Overall you are probably right. i diddnt realize the preorder beta access started in 2 weeks.

----------


## Zoidberg

> What I've played so far I have enjoyed to be honest. I felt a little overpowered in the starting areas, but still died a couple times. the "you have fallen! fight to get back up!" mechanic is pretty fun, better than just "thump, u is dead"
> 
> the asura and silvari are not yet available.
> 
> female char look hilarious.
> 
> i got some screens, but I'm going to either have to compress them heavily to render the watermarking impossible to read, or work on them for a long ass time in Photoshop.
> just about every square inch of the screen is COVERED in watermarking.
> 
> ...


Told you so  :Smile:

----------


## pushedx

> overall, I don't know if I'll switch from wow for it, but there is things I like about the game, and some that I don't.
> 
> playing it though, it FEELS like guild wars.


Did you happen to play SWTOR? If so, how would you compare the fun factor of GW2 compared to SWTOR out of the gate. I never got into WoW, so I can't really work with that association.

----------


## TehVoyager

> Told you so


indeed, you did.  :Frown: 




> Did you happen to play SWTOR? If so, how would you compare the fun factor of GW2 compared to SWTOR out of the gate. I never got into WoW, so I can't really work with that association.

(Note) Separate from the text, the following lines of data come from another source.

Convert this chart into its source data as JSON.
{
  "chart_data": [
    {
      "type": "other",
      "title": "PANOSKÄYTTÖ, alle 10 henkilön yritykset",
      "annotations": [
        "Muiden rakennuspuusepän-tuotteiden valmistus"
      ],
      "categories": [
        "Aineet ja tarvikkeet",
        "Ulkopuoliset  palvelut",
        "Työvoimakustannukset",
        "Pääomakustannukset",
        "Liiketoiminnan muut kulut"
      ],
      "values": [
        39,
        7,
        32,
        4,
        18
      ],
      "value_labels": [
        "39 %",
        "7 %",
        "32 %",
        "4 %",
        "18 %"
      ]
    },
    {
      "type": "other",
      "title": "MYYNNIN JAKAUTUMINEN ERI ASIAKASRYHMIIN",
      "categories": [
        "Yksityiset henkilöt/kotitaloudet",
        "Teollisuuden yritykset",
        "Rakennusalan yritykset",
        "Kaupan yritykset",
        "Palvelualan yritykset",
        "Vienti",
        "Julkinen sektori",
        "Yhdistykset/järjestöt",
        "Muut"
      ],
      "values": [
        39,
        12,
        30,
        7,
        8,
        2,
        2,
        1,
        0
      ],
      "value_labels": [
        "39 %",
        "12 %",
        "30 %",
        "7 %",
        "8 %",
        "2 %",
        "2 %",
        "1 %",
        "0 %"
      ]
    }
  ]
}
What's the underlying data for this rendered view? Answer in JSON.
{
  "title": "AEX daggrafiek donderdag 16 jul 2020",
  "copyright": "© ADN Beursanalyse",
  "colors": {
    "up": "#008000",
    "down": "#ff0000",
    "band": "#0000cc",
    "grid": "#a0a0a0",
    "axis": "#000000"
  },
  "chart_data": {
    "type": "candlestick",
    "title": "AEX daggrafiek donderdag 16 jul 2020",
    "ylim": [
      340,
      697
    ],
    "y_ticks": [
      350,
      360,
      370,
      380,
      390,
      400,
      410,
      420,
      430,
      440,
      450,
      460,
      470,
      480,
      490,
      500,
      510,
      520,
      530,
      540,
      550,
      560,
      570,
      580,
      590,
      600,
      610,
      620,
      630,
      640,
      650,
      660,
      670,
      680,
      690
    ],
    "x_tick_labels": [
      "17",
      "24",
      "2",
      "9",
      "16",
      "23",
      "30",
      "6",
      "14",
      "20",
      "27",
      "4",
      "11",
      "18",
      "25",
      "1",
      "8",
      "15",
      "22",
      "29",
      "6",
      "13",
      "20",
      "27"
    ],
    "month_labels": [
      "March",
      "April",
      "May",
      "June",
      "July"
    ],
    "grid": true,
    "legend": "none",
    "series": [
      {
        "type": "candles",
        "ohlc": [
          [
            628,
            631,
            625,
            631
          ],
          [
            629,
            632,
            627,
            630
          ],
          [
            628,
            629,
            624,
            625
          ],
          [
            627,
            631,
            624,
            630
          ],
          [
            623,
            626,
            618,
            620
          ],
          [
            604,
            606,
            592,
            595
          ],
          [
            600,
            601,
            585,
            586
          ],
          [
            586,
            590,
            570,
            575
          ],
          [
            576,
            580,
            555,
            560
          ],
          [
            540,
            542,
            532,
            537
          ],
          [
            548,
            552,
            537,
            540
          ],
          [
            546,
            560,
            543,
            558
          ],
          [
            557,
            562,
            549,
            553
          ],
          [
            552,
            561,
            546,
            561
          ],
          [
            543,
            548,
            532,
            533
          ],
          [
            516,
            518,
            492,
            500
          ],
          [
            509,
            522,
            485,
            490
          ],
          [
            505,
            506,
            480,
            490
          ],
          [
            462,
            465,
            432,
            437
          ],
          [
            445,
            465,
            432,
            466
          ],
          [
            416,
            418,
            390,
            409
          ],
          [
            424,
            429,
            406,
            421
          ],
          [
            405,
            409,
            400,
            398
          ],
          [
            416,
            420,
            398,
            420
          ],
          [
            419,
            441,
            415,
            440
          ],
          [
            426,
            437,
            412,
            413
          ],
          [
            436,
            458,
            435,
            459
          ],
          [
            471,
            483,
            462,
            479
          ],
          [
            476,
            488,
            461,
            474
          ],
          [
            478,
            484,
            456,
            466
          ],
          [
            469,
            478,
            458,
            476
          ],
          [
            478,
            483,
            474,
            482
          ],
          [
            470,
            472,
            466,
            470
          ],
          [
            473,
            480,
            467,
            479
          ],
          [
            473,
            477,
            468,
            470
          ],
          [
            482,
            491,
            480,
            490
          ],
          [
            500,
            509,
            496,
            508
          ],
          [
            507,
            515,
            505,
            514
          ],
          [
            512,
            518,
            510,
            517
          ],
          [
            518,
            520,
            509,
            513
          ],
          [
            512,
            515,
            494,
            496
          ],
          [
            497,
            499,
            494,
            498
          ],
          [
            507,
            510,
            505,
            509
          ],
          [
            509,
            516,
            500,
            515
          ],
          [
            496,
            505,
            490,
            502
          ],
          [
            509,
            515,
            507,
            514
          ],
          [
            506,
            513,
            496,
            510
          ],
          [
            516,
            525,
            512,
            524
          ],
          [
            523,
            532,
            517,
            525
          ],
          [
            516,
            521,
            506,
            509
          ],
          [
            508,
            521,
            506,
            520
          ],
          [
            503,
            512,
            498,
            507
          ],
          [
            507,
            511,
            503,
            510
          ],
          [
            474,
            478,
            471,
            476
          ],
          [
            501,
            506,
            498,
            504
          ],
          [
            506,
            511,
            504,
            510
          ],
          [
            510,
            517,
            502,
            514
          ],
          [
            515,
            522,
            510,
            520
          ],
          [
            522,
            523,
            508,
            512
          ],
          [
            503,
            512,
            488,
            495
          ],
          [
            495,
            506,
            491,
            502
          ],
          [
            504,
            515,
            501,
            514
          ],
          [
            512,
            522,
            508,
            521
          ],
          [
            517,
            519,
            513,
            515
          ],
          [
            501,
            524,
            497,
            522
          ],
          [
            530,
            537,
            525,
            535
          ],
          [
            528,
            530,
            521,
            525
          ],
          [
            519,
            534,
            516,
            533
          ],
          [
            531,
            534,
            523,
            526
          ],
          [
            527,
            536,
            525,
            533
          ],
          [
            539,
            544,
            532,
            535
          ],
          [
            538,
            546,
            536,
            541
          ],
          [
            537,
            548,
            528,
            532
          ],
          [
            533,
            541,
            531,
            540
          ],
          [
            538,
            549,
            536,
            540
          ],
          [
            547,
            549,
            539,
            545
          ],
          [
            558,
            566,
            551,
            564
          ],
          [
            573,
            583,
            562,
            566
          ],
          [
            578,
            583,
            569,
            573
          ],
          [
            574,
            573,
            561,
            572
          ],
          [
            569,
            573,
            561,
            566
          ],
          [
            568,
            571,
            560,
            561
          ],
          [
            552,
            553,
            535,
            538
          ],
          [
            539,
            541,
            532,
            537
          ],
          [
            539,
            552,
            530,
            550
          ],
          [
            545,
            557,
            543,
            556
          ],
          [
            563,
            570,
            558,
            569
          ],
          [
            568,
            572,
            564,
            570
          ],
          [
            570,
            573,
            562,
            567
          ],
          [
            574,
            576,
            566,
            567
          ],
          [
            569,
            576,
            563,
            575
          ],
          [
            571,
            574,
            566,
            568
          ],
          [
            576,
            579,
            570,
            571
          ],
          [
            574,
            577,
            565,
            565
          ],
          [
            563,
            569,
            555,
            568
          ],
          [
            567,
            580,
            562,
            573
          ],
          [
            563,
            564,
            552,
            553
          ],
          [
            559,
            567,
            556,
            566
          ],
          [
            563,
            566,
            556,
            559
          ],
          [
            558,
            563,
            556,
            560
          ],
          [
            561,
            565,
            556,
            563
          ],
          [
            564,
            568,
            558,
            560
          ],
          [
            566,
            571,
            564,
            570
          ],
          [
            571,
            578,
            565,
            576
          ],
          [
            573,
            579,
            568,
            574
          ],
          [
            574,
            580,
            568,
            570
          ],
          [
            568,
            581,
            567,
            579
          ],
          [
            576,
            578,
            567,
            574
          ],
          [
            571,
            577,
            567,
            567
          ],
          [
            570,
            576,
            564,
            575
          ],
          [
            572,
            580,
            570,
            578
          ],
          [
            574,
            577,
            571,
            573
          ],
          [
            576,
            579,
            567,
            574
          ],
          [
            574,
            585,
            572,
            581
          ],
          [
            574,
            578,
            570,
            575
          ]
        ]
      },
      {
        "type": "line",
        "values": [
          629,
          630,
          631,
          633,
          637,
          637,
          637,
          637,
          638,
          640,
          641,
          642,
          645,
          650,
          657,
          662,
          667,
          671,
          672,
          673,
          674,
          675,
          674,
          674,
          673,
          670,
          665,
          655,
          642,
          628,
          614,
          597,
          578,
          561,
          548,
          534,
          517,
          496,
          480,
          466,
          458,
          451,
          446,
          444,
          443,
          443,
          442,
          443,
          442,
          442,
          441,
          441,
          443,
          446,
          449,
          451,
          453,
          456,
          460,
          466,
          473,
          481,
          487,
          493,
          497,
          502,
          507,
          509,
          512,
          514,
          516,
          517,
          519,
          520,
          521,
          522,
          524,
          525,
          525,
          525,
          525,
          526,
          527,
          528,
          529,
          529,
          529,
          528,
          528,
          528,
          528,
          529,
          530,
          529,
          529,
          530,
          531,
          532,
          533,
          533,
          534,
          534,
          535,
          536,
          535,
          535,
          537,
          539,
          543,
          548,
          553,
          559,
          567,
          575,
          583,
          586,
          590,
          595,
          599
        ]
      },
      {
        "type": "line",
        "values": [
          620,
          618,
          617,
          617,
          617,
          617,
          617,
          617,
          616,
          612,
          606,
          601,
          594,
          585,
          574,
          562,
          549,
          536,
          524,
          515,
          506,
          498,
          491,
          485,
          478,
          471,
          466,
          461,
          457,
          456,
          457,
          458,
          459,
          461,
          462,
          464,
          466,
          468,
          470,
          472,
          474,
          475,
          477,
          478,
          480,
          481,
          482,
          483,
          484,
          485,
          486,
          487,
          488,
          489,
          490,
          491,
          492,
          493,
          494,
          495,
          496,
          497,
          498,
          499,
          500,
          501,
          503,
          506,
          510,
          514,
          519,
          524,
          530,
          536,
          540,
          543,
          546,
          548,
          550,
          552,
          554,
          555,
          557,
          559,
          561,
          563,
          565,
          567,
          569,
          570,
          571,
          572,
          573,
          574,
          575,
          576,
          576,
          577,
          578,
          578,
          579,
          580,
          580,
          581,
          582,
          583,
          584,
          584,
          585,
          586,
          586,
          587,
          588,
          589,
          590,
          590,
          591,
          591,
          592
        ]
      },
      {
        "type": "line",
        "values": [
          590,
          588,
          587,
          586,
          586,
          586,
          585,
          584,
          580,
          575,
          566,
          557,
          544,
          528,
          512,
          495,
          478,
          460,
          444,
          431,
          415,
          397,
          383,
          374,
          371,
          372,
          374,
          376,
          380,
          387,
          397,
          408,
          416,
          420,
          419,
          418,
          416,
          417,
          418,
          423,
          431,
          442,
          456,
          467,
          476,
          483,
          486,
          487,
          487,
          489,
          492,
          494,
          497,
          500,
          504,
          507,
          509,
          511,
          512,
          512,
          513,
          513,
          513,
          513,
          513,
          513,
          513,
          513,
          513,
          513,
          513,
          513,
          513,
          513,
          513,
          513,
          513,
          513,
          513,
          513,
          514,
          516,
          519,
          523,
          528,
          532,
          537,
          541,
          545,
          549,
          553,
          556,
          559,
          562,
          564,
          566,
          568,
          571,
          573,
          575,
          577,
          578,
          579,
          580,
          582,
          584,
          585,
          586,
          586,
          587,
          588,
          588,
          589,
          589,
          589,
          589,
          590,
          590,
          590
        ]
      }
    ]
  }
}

I think playing with a stick and an empty soup can would be more fun than SWTOR. but as i never played it, just watched videos of it and read reviews, i cant compare gw2 and swtor.

----------


## Confucius

> L0L SO SEKRET OMG!!!1
> 
> get over yourself.


People like you should not be allowed on these forums.

----------


## Iaccidentallytwink

> People like you should not be allowed on these forums.


Why's that?

----------